HOW WE FRACTURED THE MOON
&
Other disasters
Presumably, aside from Eliza and me, Doc was the only other living being on the planet. He was now sitting at his desk, an old dinged and dented oak desk, with his arms folded on the desktop, his somewhat large head resting on his arms. He was sleeping contentedly, snoring every now and then. He might have been dreaming happy dreams of recovering his wife. He seemed so peaceful that I really didn’t want to wake him. I really, really didn’t want to wake him and tell him that somehow we had fractured the moon and misplaced the rest of mankind.
As Eliza and I stood in the doorway of the cluttered office, we carried on in whispers the debate as to who ought to wake Doc and break the news to him. I was of the opinion that Doc was Eliza’s father, after all, and that therefore she should be the one to wake him up and tell him what had happened.
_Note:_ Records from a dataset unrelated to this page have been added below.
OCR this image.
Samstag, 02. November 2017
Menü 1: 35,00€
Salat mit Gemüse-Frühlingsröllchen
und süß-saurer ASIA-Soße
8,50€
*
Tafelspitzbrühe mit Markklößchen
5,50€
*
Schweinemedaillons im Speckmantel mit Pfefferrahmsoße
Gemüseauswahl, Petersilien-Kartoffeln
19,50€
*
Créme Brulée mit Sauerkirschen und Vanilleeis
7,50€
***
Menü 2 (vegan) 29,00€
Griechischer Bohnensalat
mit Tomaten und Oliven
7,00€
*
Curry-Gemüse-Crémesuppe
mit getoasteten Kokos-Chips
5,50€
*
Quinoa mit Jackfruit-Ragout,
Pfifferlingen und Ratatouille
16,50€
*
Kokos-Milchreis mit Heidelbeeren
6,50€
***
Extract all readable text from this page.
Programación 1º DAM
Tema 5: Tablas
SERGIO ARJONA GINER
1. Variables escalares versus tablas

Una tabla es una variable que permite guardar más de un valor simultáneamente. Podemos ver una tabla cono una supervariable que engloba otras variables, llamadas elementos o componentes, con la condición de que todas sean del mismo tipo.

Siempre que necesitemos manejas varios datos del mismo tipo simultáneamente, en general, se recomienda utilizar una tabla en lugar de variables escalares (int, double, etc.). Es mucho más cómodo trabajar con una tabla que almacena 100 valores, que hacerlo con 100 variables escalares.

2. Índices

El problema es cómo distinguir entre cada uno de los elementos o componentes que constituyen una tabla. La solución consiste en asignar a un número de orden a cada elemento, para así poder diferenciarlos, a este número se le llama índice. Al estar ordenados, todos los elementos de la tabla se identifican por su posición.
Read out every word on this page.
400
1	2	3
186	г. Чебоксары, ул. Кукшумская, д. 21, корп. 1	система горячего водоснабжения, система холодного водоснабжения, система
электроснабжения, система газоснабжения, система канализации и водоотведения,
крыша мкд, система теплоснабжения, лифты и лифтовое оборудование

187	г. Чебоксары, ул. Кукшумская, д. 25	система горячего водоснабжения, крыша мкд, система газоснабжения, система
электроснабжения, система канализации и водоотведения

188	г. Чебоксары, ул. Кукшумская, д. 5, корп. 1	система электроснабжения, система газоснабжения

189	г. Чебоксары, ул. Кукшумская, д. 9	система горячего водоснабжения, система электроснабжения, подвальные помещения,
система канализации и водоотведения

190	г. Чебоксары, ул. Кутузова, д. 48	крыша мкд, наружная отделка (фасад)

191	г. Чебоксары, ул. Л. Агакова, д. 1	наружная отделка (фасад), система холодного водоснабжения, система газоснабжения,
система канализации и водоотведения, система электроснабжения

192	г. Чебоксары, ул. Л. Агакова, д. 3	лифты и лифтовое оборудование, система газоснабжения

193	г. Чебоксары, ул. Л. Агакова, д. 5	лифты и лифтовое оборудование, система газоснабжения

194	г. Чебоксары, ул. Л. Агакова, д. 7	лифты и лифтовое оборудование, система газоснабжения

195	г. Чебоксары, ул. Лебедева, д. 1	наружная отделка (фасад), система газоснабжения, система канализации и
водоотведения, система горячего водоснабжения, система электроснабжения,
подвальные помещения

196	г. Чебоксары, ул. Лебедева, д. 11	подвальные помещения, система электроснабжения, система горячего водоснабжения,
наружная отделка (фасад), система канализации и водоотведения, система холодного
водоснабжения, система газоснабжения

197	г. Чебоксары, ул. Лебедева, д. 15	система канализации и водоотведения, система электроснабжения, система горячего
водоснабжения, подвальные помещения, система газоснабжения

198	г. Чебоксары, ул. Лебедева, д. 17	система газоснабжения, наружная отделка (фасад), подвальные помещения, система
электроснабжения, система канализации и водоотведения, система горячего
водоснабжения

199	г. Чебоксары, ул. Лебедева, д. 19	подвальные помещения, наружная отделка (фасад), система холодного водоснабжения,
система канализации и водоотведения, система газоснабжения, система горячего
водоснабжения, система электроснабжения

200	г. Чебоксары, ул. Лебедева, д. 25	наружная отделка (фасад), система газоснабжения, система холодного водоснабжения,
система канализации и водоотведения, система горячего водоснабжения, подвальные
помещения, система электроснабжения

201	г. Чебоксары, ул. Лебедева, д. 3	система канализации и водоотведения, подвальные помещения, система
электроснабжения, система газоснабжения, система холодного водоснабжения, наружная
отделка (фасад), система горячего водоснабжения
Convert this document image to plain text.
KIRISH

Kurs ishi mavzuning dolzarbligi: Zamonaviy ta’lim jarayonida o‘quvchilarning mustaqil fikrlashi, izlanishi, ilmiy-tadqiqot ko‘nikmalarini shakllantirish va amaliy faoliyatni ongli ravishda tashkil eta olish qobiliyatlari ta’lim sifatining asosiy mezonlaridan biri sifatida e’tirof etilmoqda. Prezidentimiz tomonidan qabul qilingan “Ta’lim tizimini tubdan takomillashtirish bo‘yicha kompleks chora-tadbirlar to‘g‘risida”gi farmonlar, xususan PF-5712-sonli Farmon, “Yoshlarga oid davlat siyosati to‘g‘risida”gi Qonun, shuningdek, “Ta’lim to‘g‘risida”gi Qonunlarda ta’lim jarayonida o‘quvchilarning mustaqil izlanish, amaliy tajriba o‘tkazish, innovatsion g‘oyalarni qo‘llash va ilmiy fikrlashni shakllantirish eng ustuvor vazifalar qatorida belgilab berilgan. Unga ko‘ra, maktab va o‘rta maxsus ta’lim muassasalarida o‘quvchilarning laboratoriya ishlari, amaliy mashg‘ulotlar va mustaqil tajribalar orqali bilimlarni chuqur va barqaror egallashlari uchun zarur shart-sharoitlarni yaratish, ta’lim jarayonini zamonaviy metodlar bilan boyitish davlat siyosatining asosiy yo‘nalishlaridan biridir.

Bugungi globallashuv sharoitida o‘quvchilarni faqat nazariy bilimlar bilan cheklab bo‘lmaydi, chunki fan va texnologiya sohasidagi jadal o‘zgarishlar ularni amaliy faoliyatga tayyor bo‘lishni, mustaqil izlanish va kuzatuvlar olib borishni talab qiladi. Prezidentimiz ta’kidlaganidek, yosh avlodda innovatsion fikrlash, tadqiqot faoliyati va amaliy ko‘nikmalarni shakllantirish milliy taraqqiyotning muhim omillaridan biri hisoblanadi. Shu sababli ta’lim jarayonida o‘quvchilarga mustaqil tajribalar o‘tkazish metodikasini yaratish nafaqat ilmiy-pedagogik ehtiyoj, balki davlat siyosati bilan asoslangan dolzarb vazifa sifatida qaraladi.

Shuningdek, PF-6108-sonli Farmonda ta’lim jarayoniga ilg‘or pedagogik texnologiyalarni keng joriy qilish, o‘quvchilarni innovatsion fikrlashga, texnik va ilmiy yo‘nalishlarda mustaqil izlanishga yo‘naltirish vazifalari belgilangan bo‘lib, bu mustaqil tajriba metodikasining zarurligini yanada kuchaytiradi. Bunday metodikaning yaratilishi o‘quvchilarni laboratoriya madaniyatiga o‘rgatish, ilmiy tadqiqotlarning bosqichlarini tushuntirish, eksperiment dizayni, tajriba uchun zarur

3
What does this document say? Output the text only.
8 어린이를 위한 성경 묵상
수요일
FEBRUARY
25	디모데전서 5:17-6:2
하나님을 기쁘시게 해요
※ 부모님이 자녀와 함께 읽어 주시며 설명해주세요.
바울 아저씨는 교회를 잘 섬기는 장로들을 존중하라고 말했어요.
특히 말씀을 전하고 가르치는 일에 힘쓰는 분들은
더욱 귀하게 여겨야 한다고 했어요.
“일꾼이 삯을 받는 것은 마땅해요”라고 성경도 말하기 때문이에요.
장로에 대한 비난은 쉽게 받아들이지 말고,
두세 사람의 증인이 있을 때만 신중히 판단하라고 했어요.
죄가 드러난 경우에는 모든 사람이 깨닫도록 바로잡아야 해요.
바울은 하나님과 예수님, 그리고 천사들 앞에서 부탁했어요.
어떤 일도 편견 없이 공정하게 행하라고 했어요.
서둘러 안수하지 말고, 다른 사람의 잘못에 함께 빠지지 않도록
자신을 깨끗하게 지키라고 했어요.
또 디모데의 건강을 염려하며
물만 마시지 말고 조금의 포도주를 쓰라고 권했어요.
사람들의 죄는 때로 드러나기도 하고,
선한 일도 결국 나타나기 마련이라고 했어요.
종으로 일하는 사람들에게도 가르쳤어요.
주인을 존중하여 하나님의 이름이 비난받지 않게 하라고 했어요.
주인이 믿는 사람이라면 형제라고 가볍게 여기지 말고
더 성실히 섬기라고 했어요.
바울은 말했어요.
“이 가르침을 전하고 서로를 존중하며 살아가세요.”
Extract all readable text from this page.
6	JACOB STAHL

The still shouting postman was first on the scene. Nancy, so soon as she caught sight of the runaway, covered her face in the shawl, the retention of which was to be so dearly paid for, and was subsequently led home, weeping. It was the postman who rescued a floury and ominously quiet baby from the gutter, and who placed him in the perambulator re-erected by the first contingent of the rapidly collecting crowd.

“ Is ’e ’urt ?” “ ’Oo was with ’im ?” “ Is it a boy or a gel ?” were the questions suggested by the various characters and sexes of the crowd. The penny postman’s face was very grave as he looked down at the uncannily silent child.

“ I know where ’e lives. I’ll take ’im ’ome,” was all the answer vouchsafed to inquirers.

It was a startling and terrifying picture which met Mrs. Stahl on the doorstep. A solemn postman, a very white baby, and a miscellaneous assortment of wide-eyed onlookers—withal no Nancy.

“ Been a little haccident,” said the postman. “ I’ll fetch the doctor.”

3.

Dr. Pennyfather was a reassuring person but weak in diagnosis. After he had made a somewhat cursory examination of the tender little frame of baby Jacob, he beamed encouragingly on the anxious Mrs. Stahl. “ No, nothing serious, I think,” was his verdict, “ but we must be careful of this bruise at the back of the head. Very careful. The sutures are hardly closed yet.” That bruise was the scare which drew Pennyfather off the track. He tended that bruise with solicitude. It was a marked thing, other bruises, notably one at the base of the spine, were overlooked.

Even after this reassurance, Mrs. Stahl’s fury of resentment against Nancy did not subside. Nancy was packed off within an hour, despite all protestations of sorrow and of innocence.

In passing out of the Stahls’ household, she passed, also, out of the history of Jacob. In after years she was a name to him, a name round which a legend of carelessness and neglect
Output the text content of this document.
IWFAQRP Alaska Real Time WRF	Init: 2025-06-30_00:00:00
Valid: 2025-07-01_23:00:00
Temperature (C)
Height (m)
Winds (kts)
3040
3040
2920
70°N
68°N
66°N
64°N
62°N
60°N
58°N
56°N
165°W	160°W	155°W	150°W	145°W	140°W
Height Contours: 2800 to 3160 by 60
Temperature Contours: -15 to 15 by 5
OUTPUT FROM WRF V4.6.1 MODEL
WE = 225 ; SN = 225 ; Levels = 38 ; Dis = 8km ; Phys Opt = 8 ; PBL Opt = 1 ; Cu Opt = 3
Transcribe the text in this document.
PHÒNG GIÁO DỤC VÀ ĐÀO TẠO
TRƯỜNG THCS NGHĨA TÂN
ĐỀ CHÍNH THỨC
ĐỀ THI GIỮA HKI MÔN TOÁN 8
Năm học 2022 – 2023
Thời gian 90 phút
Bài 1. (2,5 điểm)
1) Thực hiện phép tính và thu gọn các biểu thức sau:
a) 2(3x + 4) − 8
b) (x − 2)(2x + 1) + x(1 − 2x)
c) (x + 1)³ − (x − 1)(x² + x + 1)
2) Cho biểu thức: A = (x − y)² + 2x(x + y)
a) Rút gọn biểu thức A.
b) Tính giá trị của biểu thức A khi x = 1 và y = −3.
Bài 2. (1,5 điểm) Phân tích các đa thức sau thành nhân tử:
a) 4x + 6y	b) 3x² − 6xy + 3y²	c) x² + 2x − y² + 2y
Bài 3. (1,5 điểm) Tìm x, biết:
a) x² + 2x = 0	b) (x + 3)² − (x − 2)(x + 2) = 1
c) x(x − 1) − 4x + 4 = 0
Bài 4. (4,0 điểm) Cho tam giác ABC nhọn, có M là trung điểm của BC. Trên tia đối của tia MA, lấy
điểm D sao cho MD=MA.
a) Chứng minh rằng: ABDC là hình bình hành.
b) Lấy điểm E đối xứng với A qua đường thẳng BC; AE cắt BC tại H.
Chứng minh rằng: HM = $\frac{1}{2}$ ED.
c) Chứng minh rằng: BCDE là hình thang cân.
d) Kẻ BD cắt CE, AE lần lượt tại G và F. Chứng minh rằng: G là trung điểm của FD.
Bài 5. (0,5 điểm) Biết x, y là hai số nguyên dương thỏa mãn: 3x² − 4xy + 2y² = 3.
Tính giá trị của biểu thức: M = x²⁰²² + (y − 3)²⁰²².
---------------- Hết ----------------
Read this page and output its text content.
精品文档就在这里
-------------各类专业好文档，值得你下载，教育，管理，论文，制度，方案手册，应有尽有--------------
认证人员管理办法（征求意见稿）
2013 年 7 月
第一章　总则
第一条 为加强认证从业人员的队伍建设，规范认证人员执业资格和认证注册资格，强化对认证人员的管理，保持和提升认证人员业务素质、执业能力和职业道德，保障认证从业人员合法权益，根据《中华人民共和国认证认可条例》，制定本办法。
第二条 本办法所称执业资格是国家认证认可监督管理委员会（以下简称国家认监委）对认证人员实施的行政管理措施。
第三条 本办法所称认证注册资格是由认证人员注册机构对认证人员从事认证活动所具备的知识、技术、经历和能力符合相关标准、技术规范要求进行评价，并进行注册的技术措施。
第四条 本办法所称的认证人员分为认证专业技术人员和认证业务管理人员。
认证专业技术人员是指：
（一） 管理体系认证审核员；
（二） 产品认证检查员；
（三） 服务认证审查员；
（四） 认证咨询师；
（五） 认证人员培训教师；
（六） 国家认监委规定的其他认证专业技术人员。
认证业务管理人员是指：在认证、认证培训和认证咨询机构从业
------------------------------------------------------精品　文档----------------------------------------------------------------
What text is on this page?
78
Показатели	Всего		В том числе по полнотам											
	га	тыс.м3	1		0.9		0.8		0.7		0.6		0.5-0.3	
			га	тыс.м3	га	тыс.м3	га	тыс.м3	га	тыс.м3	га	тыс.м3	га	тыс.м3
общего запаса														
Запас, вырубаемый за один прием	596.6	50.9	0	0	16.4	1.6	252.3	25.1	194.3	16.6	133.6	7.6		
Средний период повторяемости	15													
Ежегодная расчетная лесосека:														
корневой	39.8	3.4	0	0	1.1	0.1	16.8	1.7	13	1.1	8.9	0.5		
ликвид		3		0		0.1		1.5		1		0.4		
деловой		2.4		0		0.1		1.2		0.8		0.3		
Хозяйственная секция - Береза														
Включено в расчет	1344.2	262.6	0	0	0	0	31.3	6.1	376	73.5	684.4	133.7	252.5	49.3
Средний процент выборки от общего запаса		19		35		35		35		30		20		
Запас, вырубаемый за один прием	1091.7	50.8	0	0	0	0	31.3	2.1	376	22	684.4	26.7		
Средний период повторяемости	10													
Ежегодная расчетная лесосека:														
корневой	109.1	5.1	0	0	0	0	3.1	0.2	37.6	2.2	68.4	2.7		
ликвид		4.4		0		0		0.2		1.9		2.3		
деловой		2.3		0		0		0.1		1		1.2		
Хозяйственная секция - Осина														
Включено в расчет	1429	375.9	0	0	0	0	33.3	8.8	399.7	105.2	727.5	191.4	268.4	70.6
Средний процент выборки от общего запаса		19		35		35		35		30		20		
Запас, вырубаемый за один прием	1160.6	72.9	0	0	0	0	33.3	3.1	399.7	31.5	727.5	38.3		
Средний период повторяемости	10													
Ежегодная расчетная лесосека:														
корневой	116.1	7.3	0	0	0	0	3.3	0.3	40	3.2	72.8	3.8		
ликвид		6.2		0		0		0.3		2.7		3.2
She, on the other hand, maintained that I was the one to whom the artifact conveyed the “master plan” and therefore it was up to me to wake him and tell him. The debate soon turned into a wrestling match, with me trying to shove her into the office, and with her-- much stronger than she appeared-- resisting me, and almost shoving me into the office. It was during this inane physical confrontation that Doc decided to wake up on his own.
He must have been watching us a moment-- after rubbing his tired eyes and replacing his glasses, probably-- and finally said, “Hey guys, what’s up?”
We instantly stopped our wrestling, pretended it never happened, and turned toward him. He was looking at us with growing amusement.
“What are you guys doing?” he asked.
“Just came down to wake you, Doc,” Eliza said simply.
“Uh-huh,” he said. He pushed himself back away from the desk, and leaned back in his chair, looking up at us. “Well, I was up for most of the night, trying to reason out some kind of solution for our problem. I think I came up with something.” When neither Eliza nor I said anything, he continued, “I was thinking if we could set the coordinates for a time just before we arrived in Batavia, maybe we could leave a message-- a warning. I was thinking maybe we could leave it somewhere on the property, somewhere so that I could find it for sure-- maybe, say, inside the mailbox. If the warning were written in my own handwriting, I would have no choice but than to believe it. I could change plans, then, before anything happens, before the energy signature of the artifact is even discovered. I think it’s pretty simple, really, and I think that’s why it will work. What do you think?”
Almost in perfect unison, Eliza and I hemmed and hawed at the idea.
Doc frowned somewhat, no doubt wondering why the idea wasn’t met with instant approval.
“It seems like the simplest way of undoing the damage,” he said.
“Omigod,” Eliza finally cried out. “Will you please tell him, Travis.”
“Tell me what?” Doc asked, turning to me.
“Well,” I started, “there’s something I didn’t tell you. I probably should have at the time, but I didn’t quite know how to put it.”
“Well, tell me now,” he said, as though the matter could be of little consequence.
“The artifact began to-- express its wishes to me.”
“Its wishes? It has wishes?”
“Oh, yeah,” I assured him.
“That’s astonishing. An artificial intelligence with wishes. And what would these wishes be?”
“Actually, just one,” I said. “It wants to go home. That’s why it has been looking for a pilot. It was never preprogrammed to return to its planet, so it needs a pilot to give it the command.”
“I see,” he said thoughtfully. “And is it aware of our problem, or is that irrelevant to it.”
“No, it’s very aware of it,” I said. “It conceived a plan that would fix everything. It wanted me to set the coordinates to a time just before you discovered it, and then give it the command to return home.”
Doc leaned forward, and placed his elbows on the desktop. He stared at his laced fingers as he considered the option at length.
“That would mean we would never remember ever finding the artifact, and that the artifact would no longer be on the planet.”
“That’s right,” I said. “It would restore the timeline that would have occurred had you never found it.”